Je plaisantais à peine quand je disais que je n’avais pas besoin de bouger de chez moi pour voyager. Mais là en revanche, j’aurais tellement aimé être de la partie…puisque c’est mon fils qui a fait le voyage. En fait, il y a séjourné près de 6 mois dans le cadre des échanges Erasmus.

Comme il ne tient pas de blog, je lui ai demandé l’autorisation de publier les photos sur le mien. Donc sachez-le, les photos c’est mon fils, le texte c’est moi, enfin c’est Wikipedia…

Si vous connaissez le Brésil, pourriez-vous apporter des commentaires à propos des endroits visités ? Comme je me réfère à Wikipedia, peut-être qu’il y a des modifications.

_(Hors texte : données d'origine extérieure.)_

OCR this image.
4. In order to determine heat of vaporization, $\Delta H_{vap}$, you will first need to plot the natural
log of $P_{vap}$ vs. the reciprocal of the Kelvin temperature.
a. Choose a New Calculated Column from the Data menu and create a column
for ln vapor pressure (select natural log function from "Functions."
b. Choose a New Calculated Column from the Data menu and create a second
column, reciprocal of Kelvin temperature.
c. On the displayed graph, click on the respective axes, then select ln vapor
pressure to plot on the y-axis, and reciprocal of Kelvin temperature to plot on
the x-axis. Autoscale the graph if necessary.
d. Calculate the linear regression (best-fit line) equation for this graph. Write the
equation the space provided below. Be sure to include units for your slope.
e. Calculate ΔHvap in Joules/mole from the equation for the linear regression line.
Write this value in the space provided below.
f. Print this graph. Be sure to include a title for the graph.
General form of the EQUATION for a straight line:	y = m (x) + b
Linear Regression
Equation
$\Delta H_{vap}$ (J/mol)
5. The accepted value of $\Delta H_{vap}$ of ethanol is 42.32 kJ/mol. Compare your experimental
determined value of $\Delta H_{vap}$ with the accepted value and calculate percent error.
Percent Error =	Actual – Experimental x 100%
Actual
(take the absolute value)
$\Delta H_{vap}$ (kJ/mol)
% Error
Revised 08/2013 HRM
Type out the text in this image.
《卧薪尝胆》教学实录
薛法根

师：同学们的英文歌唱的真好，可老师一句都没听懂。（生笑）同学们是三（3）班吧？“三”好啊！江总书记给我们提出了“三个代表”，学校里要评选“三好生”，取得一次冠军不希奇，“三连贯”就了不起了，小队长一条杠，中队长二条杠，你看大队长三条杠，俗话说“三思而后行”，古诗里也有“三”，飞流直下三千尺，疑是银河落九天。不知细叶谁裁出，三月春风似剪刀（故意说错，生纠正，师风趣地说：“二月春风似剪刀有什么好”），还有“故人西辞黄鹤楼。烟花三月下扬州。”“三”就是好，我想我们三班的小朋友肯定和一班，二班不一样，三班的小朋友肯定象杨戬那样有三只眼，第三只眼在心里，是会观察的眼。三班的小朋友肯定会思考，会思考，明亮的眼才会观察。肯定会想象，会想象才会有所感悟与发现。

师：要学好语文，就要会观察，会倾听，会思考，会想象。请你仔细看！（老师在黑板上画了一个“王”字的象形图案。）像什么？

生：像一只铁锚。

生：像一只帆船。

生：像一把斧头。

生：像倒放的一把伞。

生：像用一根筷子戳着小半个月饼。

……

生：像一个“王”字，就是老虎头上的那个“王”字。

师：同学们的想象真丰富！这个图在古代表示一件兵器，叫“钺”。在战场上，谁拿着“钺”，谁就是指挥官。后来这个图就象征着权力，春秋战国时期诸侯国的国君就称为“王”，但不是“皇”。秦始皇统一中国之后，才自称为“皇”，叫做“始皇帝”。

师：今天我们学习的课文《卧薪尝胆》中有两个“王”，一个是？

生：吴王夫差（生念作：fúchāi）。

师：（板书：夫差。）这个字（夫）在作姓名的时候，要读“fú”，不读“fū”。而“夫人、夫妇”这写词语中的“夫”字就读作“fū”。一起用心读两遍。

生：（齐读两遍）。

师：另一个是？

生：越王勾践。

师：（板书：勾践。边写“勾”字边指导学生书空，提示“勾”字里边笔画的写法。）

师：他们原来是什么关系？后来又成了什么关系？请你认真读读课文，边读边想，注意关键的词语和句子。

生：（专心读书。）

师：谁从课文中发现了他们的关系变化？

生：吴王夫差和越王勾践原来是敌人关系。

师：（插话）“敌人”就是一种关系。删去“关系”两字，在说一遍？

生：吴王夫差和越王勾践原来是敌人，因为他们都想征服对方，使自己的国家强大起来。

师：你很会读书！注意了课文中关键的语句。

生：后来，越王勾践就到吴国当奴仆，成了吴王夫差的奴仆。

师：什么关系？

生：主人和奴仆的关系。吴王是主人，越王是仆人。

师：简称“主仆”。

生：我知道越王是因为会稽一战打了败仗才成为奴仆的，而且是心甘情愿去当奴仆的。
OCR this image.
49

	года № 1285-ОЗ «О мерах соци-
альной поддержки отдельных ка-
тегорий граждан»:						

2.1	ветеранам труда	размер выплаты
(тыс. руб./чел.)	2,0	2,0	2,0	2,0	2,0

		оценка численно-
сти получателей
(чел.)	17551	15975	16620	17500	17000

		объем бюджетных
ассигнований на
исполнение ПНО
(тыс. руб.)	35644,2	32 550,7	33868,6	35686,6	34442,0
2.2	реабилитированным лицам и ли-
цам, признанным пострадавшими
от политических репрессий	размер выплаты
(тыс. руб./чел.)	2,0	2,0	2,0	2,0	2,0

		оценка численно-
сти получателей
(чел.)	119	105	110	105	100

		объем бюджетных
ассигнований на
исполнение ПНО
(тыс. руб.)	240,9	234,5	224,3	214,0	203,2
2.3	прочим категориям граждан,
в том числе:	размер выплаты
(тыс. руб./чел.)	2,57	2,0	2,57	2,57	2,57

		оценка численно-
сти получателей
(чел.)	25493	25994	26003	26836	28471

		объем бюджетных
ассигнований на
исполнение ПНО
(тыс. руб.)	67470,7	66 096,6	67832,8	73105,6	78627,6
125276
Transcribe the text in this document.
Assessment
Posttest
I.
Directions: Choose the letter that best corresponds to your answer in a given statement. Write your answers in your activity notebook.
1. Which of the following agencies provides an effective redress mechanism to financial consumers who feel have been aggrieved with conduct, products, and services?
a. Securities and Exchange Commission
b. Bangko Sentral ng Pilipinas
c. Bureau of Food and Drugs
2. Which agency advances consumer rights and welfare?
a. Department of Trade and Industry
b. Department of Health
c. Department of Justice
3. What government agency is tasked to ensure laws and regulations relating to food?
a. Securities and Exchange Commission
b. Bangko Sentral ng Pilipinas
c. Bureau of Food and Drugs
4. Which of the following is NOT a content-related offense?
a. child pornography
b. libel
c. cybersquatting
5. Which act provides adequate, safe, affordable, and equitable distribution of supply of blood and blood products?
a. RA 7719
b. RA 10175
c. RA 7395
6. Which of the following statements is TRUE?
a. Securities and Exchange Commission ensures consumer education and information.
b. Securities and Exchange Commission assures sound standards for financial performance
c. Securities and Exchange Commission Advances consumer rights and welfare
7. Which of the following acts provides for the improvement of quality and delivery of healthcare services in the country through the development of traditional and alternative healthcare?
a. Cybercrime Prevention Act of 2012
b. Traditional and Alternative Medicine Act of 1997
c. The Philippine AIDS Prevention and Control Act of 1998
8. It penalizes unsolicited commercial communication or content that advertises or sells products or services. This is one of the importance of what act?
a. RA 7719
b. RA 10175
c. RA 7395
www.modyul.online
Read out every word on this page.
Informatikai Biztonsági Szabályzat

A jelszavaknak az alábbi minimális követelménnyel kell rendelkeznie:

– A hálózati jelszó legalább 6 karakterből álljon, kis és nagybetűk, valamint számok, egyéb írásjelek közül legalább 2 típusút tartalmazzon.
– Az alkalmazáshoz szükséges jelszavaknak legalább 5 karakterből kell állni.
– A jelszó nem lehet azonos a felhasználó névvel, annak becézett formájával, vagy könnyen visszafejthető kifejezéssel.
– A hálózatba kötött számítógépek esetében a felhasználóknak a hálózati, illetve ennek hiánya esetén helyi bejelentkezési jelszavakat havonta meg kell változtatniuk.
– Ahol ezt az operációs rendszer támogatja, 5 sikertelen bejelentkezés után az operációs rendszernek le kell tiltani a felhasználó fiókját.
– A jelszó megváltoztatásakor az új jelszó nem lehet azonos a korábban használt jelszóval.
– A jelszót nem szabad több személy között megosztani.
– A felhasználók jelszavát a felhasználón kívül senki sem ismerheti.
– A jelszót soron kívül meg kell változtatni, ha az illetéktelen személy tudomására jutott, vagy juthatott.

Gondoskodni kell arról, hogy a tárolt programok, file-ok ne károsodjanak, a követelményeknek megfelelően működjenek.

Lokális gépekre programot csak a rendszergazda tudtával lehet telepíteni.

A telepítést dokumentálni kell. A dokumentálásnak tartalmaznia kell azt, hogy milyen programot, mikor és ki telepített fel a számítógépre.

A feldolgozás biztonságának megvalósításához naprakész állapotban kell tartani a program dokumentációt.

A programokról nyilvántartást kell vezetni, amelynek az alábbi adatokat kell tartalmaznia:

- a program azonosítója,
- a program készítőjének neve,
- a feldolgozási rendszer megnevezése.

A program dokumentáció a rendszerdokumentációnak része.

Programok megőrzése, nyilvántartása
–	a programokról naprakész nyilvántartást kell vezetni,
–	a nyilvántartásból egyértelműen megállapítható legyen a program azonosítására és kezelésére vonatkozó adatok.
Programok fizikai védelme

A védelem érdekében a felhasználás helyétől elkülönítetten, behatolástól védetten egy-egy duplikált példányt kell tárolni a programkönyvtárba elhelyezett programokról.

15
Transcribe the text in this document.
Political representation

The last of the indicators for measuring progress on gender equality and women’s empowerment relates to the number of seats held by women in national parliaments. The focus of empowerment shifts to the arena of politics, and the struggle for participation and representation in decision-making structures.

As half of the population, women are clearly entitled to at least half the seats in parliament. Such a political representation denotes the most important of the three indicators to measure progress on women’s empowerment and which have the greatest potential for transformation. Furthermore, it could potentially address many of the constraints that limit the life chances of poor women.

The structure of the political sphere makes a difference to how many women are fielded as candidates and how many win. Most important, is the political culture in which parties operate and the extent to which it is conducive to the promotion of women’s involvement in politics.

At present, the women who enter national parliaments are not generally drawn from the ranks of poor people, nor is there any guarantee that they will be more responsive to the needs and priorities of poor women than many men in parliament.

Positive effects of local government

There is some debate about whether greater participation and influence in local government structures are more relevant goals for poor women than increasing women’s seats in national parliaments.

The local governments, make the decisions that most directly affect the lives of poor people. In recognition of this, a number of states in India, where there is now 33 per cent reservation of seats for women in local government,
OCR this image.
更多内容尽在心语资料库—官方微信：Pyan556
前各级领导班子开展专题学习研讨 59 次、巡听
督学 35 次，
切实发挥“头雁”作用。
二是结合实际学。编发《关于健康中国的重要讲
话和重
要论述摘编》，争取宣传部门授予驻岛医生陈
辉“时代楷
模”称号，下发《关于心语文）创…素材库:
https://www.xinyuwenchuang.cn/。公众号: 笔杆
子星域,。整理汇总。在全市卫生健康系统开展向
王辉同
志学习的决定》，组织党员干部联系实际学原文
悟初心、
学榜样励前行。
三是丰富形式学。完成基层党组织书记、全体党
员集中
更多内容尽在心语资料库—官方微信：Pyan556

Pour commencer le voyage aujourd’hui, je vous «emmène» aux chutes d’Iguazú ainsi qu’au barrage d’Itaipu.

Chutes d’Iguazú

Les chutes d’Iguazú (en espagnol : cataratas del Iguazú), ou chutes d’Iguaçu (en portugais : cataratas do Iguaçu), ou encore chutes d’Iguassu, situées au beau milieu de la forêt tropicale, à la frontière entre le Brésil et l’Argentine, sont une merveille naturelle inscrite au patrimoine mondial par l’UNESCO en 1984.

Il ne s’agit pas à proprement parler d’une chute, mais d’un ensemble de 275 cascades formant un front de 2,5 kilomètres environ. La plus haute d’entre elles atteint les 90 m de hauteur. On l’appelle la Garganta del Diablo en espagnol ou Garganta do Diabo en portugais («gorge du Diable»). L’ensemble des cascades déverse jusqu’à six millions de litres d’eau par seconde.

Ces chutes interrompent le cours de la rivière Iguaçu, affluent du Paraná, entre l’État brésilien du Paraná et la province argentine de Misiones. Elles comptent parmi les plus impressionnantes au monde, dans une géographie en favorisant la création. La cascade des Sept Chutes voisine était sans doute aussi phénoménale mais a disparu en 1982 suite à la mise en eau du réservoir du barrage d’Itaipu.

De chaque côté de la frontière, les chutes font partie d’une réserve naturelle : le parc national d’Iguazú (Argentine) et le parc national d’Iguaçu (Brésil). Ces parcs ont été inscrits sur la liste du patrimoine mondial par l’UNESCO en 1984 et 1986, respectivement.

La majorité des chutes sont sur le territoire Argentin. En Argentine, plusieurs circuits de visites ont été aménagés au milieu de la forêt et au-dessus des différentes branches du fleuve, via différentes passerelles. Il est possible de s’approcher à quelques mètres seulement des chutes. Un train mène aux différents points de départ des visites, dont la cascade la plus impressionnante, la Garganta del Diablo (en forme de U ; 700 m de long, 150 m de large et 82 m de hauteur).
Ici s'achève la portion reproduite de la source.